JBS Facing Corruption Crisis

In a turn of events that may send cattle producers and feeders to their brokers, JBS SA, the world’s largest meat company, is facing a major corruption crisis.

Many had wondered why the Batista family was able to steer a small, family owned business into the world’s largest meat company in just one generation.  Now it is alleged that the company got to where it is by a series of bribes to regulators and politicians to overlook unsanitary or unsafe practices at its plants.

The charges include alleged irregularities with some huge loans JBS received from Brazilian state-owned development bank BNDES.  Some also allege that JBS made trades that hint of possible insider trading prior to a plea bargain by JBS executives.

News stories of the corruption scandal indicate that JBS’ purchases of US beef packer Swift and Co., along with some other expansions into the pork and poultry businesses, were thought to have been made with real money made by the company’s large Brazilian holdings.

However, there are implications that the Brazilian government is involved through huge campaign donations.  A favored candidate’s win could bring favorable loan influence and favorable plant inspections.

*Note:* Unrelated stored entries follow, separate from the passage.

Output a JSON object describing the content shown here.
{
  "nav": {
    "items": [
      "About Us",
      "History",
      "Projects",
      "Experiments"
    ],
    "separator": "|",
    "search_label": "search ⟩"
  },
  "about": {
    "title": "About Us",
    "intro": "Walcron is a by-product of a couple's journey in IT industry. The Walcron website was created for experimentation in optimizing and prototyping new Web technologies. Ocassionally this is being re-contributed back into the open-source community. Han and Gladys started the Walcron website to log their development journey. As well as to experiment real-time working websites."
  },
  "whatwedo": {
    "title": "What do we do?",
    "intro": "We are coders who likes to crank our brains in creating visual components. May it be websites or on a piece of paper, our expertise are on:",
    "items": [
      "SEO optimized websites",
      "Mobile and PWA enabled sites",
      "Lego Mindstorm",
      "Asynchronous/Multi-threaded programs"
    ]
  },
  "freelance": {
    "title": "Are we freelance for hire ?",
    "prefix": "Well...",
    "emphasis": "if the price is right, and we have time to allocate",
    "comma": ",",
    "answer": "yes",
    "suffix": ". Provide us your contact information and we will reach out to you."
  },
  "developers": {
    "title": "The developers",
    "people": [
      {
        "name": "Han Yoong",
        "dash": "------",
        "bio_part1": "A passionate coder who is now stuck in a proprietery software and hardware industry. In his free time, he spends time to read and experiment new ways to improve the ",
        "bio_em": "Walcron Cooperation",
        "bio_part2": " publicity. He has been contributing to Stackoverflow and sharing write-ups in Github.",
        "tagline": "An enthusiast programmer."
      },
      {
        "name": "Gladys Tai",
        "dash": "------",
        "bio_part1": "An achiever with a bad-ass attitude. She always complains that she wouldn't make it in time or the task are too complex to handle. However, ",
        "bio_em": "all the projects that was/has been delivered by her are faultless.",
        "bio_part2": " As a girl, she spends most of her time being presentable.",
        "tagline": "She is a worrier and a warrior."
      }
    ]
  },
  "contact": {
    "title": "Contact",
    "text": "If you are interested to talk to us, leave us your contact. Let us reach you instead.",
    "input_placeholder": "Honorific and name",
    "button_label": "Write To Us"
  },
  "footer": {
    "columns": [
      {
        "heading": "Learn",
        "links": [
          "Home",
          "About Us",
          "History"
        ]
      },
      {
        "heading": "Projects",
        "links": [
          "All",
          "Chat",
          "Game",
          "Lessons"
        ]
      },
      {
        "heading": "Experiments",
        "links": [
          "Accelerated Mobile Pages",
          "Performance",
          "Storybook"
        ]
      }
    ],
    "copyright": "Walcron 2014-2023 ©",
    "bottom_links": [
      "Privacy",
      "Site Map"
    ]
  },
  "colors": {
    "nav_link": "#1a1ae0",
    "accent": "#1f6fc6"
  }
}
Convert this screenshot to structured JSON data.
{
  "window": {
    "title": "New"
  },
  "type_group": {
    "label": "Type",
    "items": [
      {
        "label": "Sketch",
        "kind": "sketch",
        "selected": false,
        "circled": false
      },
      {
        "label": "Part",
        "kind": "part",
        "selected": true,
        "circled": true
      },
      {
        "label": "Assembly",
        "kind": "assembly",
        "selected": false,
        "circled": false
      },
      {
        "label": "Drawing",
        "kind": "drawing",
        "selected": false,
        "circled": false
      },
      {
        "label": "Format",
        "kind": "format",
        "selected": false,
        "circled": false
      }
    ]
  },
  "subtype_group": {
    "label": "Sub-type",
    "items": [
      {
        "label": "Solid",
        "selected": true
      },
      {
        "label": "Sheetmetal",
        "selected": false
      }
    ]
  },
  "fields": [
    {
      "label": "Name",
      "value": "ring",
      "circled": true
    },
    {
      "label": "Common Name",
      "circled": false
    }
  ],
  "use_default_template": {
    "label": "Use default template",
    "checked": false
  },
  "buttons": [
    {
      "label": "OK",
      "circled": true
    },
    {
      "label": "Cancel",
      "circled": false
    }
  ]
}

Recent documents said JBS paid a total of $400 million in bribes to politicians, including President Michel Temer.  The papers said JBS paid him $4.6 million in bribes, and JBS Chairman Joesley Batista allegedly said he deposited at least $50 million in an offshore account held by former President Luiz Inacia Lula da Silva and $30 million in an offshore account for former President Dilma Rousseff.

Not surprisingly, the scandal has roiled Brazilian politics less than a year after Rousseff was impeached.




Markets have been upset as well, but traders have been unsure how to handle it.  The Brazilian real fell initially against the US dollar but has since recovered about half of the losses.  The US dollar index, a comparison of the dollar against a basket of other currencies, hasn’t shown any signs of movement, and JBS stock (BVMF: JBSS3) declined initially but has since recovered part of its losses.

Market analysts have said it is unlikely that JBS stock will recover fully in the near term.  There also are prospects of huge fines, although the Batista brothers may escape jail time by telling all to authorities.

Some news reports indicate cattle producers are demanding cash on the barrel head from JBS for cattle.  A similar action is not rumored in the US, but it could, and if it does, JBS may find it difficult to fill its feedlots or packing house kill floors.

The scandal also was said to be part of the reason US feeder cattle futures declined late last week.

The biggest problem for US trade would be a sudden shift in the real/US dollar exchange rate.  A drop in the real could take world customers away from the US, but a drop in confidence could bring them to US shores anyway.

Stay tuned.




Cattle traded on the livestock exchange Wednesday at an average of $132.54 per cwt on a live basis, down $2.27 from $134.81 a week earlier, cash cattle then began to trade at $132 to $132.50 live, down $1 to $1.50.  Dressed-basis trade was reported at $208 to $210, down $4 to $4.

The USDA’s choice cutout Friday was down $0.51 per cwt at $245.60, while select was off $0.53 at $218.45.  The choice/select spread widened to $27.15 from $27.13 with 85 loads of fabricated product sold into the spot market.

The CME Feeder Cattle Index for the seven days ended Thursday was $143.89 per cwt, down $0.80.  This compares with Friday’s Aug settlement at $146.95, down $4.17.